Classicists at Oxford first deployed the technique in 1999, to examine papyri discovered in a villa that was buried by the eruption of Mount Vesuvius in 79AD. They then applied it to previously illegible manuscripts called the Oxyrhynchus papyri, which were discovered in an ancient rubbish dump in Egypt. Documents deciphered using it include an epic poem from the 7th century BC by Archilochos and parts of a lost tragedy by Sophocles that dates to the 5th century BC.
Over the past decade Dr Obbink, Dr Kovalchuk and their team have both improved the hardware of multispectral analysis (which was originally developed by America’s space agency, NASA), and written more sophisticated algorithms to analyse what is seen.
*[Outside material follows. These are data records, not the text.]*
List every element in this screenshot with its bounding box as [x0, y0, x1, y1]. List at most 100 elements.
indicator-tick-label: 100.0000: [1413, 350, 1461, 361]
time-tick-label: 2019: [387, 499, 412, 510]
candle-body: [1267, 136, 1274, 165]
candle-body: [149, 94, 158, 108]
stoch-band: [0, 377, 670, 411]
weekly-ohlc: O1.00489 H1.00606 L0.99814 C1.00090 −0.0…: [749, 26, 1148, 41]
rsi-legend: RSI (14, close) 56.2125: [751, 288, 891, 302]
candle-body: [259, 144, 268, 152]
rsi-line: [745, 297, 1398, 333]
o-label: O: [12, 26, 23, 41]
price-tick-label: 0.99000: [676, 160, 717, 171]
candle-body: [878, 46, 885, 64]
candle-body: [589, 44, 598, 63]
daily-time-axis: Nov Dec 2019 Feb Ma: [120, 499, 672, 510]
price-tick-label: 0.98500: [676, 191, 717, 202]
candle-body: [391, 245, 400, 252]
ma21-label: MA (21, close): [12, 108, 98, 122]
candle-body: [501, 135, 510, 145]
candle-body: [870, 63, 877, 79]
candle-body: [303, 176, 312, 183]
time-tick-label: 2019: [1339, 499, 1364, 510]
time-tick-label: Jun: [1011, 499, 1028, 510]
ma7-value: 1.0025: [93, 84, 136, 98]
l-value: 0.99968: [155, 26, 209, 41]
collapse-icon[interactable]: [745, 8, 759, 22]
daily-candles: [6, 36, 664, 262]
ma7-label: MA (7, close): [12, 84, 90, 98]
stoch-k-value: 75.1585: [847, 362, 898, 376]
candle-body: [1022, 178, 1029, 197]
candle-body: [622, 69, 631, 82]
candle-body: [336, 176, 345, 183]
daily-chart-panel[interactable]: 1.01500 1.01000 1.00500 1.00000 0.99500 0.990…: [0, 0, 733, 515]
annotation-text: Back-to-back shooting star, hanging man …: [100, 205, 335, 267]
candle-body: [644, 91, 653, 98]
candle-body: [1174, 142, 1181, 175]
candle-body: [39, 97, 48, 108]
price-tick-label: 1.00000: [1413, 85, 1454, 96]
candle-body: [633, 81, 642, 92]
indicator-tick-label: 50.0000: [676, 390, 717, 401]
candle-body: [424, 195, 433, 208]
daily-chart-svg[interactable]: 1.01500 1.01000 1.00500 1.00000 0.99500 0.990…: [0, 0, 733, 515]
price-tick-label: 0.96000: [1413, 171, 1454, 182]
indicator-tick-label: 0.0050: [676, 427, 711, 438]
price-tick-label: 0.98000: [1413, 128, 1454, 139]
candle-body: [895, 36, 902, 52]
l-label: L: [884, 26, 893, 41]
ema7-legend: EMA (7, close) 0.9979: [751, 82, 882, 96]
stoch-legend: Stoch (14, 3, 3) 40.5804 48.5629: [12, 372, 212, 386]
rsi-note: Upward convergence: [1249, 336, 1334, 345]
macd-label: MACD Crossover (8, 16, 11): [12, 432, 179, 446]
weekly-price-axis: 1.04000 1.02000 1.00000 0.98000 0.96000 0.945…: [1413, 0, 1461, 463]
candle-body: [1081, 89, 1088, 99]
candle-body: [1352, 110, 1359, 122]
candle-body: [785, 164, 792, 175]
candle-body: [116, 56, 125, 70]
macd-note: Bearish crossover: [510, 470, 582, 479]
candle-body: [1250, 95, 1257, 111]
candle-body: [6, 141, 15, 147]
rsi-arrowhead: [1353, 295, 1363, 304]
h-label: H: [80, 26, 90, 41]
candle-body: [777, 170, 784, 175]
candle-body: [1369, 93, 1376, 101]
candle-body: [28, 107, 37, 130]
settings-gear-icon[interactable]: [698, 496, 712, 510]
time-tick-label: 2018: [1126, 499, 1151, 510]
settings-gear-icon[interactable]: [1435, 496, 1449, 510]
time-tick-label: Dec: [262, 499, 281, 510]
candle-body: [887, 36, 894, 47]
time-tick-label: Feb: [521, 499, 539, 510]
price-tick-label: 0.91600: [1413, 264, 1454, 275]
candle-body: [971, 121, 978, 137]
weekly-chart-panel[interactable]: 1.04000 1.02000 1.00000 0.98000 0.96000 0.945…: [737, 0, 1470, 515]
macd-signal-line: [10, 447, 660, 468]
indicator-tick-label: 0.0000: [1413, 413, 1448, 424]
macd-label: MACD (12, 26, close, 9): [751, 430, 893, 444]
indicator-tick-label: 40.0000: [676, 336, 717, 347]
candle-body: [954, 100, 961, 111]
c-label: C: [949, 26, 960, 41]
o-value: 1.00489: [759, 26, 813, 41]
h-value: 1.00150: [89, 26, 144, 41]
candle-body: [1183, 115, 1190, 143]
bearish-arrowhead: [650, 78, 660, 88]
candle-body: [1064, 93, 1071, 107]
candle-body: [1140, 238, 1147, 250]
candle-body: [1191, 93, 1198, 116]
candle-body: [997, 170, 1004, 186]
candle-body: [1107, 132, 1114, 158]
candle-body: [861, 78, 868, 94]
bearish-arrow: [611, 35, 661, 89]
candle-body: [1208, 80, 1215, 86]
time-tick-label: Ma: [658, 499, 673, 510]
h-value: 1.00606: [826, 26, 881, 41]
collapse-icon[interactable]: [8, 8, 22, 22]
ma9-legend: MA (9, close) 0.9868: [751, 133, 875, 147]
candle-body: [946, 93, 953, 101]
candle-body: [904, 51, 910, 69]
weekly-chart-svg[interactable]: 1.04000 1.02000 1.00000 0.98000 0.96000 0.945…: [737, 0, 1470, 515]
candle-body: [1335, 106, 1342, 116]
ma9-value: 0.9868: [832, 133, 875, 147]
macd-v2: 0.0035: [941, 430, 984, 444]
To start with, they had to rely on a high-resolution camera mounted on a frame, and a series of filters attached to a rotating wheel, to create a set of single-frequency images from the same perspective, in order that they could be merged as desired.
Now they have something that works like a flatbed document scanner, with a scanning head containing either six or 12 light-emitting diodes, each emitting light of a specific wavelength between 350 nanometres (ultraviolet) and 800 nanometres (infra-red). Each time the head moves across the instrument a different diode is switched on, and the results are recorded and fed into a computer.